TinyPNGは無劣化じゃないよ!!というお話。

サイトにも思いっきり“lossy compression(不可逆圧縮)”と書いてあるんですが、TinyPNGは無劣化じゃありません。色の変化が少ないように8bitカラーに落として容量を軽くしています。一部で無劣化っぽく出回っていたので、不幸な人が増えないことを祈ってポストします。

PhotoshopではなくPixelmatorを使ったもので申し訳ないですが、以下の手順で検証用の画像を作成しました。

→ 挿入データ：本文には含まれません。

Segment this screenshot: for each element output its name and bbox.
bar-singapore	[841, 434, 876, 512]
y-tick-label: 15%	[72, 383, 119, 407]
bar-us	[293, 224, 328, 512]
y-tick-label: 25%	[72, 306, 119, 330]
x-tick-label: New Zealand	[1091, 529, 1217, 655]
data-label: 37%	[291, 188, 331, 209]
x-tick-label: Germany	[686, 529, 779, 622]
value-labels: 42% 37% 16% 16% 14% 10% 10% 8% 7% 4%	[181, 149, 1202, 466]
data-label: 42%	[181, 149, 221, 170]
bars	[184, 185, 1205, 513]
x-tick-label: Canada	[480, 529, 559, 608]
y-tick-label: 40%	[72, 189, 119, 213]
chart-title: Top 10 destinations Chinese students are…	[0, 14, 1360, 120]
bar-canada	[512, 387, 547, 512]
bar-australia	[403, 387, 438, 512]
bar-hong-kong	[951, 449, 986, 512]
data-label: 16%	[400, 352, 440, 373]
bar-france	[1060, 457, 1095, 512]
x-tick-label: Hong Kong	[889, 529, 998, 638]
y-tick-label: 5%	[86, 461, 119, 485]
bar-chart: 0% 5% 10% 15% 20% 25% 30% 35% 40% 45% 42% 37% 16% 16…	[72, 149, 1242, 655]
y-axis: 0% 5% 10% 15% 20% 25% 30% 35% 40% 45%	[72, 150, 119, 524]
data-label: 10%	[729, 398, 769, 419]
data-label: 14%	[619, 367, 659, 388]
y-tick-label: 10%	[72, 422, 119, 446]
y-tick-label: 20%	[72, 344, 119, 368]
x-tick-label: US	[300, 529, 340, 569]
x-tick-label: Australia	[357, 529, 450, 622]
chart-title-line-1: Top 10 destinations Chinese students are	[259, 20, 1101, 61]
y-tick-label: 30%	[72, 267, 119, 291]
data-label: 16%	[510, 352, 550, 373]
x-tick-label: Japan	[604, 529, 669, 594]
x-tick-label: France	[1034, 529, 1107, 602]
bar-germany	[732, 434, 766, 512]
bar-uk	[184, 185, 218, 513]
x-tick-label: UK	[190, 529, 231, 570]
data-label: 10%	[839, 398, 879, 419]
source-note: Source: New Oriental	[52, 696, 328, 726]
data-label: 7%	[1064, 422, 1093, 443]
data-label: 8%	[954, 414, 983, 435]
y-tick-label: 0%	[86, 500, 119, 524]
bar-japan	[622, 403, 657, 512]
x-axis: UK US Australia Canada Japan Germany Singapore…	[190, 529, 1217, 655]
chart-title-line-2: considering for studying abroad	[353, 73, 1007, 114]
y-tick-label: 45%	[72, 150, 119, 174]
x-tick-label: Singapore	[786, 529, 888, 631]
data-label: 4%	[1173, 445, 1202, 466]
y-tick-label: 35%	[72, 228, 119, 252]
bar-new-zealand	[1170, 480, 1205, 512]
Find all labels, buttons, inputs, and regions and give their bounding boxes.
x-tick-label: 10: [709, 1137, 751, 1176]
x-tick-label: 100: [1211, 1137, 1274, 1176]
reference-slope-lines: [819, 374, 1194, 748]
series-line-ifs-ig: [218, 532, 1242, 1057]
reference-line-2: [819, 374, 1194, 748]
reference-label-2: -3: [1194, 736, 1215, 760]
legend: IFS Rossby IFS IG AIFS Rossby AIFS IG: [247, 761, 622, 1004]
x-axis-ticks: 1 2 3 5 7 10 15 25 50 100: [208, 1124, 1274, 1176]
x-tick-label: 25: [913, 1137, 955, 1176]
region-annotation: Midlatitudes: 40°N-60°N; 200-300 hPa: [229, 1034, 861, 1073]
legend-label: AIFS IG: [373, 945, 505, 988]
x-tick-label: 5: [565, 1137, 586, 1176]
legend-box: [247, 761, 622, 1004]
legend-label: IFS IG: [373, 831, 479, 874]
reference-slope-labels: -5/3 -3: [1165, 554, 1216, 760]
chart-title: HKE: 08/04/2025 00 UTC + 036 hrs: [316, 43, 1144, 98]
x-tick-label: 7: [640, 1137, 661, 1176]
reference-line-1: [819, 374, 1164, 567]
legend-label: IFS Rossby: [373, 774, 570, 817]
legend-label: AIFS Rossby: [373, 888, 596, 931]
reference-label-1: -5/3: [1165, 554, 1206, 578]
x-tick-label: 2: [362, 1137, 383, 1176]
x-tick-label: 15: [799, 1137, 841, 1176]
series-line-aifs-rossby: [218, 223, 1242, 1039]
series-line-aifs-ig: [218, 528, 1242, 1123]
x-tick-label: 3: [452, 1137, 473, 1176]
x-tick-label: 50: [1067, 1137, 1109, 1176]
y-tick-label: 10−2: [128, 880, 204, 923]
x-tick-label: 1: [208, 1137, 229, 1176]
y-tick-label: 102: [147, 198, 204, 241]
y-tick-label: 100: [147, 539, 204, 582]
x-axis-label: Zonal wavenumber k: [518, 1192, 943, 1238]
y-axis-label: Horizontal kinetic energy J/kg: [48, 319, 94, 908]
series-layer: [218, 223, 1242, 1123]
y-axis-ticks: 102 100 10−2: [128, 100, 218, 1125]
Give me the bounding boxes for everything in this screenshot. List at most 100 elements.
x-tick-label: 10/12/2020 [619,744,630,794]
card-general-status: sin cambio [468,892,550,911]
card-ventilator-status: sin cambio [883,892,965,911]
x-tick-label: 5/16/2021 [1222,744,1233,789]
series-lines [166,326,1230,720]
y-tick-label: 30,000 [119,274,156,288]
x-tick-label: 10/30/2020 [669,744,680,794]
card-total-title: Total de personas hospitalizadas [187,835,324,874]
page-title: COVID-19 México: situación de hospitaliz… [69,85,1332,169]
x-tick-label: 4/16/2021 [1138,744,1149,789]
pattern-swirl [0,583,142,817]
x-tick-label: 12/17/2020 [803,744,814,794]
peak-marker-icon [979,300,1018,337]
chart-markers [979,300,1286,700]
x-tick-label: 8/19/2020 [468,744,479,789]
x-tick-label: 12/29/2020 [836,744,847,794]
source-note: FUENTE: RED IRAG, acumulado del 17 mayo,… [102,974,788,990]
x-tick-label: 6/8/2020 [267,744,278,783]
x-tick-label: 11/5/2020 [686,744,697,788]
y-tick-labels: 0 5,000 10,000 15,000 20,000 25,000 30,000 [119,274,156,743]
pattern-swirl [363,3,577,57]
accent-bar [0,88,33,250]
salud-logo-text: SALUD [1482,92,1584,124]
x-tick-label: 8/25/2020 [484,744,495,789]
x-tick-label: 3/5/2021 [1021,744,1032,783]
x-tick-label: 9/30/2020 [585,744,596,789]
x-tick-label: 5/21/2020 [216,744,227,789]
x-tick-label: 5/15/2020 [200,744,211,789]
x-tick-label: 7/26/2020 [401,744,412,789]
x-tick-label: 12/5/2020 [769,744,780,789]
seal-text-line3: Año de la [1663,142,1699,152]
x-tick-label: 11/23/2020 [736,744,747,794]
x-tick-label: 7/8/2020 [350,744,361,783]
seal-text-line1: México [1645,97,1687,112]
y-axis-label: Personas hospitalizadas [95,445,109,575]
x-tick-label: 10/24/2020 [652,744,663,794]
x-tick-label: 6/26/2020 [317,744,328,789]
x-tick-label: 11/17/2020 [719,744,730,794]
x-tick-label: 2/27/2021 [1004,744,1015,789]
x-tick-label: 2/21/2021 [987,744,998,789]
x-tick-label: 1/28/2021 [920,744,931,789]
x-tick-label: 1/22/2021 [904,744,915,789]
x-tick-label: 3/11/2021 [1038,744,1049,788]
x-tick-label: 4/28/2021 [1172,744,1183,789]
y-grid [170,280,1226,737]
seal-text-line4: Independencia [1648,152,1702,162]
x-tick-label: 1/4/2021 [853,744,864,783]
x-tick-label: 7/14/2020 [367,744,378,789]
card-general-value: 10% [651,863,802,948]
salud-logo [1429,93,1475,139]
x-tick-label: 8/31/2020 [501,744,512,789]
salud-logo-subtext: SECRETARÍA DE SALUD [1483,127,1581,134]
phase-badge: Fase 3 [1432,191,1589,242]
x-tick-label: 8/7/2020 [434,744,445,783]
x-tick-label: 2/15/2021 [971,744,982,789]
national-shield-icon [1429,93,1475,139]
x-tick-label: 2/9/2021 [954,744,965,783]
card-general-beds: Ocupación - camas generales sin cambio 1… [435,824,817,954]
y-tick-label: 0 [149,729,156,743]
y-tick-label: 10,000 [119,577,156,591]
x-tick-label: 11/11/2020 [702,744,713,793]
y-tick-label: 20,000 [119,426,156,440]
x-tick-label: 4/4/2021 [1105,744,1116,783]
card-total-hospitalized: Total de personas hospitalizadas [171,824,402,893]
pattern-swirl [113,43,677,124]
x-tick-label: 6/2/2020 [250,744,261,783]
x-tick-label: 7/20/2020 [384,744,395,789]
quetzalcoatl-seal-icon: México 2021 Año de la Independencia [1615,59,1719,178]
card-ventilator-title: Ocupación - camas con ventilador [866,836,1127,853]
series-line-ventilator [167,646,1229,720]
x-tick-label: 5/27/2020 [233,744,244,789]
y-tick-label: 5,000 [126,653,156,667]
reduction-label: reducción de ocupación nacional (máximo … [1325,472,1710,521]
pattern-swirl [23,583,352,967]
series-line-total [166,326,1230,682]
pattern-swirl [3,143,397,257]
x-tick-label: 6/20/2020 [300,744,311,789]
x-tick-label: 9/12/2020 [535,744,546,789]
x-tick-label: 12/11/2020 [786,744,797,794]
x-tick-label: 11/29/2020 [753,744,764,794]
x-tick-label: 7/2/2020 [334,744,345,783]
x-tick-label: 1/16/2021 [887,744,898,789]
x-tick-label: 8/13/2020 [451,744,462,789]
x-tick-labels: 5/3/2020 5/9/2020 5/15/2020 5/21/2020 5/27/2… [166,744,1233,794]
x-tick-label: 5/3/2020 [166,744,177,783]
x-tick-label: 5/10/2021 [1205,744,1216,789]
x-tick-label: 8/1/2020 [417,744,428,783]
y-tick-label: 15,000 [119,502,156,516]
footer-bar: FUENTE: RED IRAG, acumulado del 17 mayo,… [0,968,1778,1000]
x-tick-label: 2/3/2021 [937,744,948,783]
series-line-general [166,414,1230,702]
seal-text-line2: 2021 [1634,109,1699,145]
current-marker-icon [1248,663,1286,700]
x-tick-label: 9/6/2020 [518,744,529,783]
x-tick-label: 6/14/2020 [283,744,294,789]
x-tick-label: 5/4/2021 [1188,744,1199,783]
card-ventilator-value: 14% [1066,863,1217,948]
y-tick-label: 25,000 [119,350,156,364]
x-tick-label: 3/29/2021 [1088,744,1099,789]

  1. 32bitと8bitのサンプル画像をダウンロードする。
  2. 各画像の彩度を0(グレースケール)にする。
  3. レイヤーを複製し、上のレイヤーのブレンドモードを「差の絶対値」に設定する。
  4. 32bit画像と32bit画像を重ねたもの、32bit画像と8bit画像を重ねたものを準備する。
  5. 画像を統合する。(Pixelmatorには補正レイヤーがないため)
  6. レベル補正で白の出力を下げる。(白の出力が4%までしか下がらないため、2回レベル補正を実行しています)

TinyPNG検証画像

差の絶対値をザックリ説明すると、上下レイヤーの同一座標のピクセルに、色の差がなければRGB(0, 0, 0)としてブレンドされます。

無劣化なら重なっている部分の色が同じためRGB(0, 0, 0)となり、レベル補正で白の出力を下げても色は替わらないはずですが、結果は画像の通りです(32bitでもアルファのかかっている部分がちょっとグレースケールになっていますが)。

ということで、「無劣化」ではないのでご注意ください。

しかしながら不可逆とはいえ、ブラウザベースでアルファを維持したままインデックスカラーに出来るのは大きいので、有用に使いたいですね。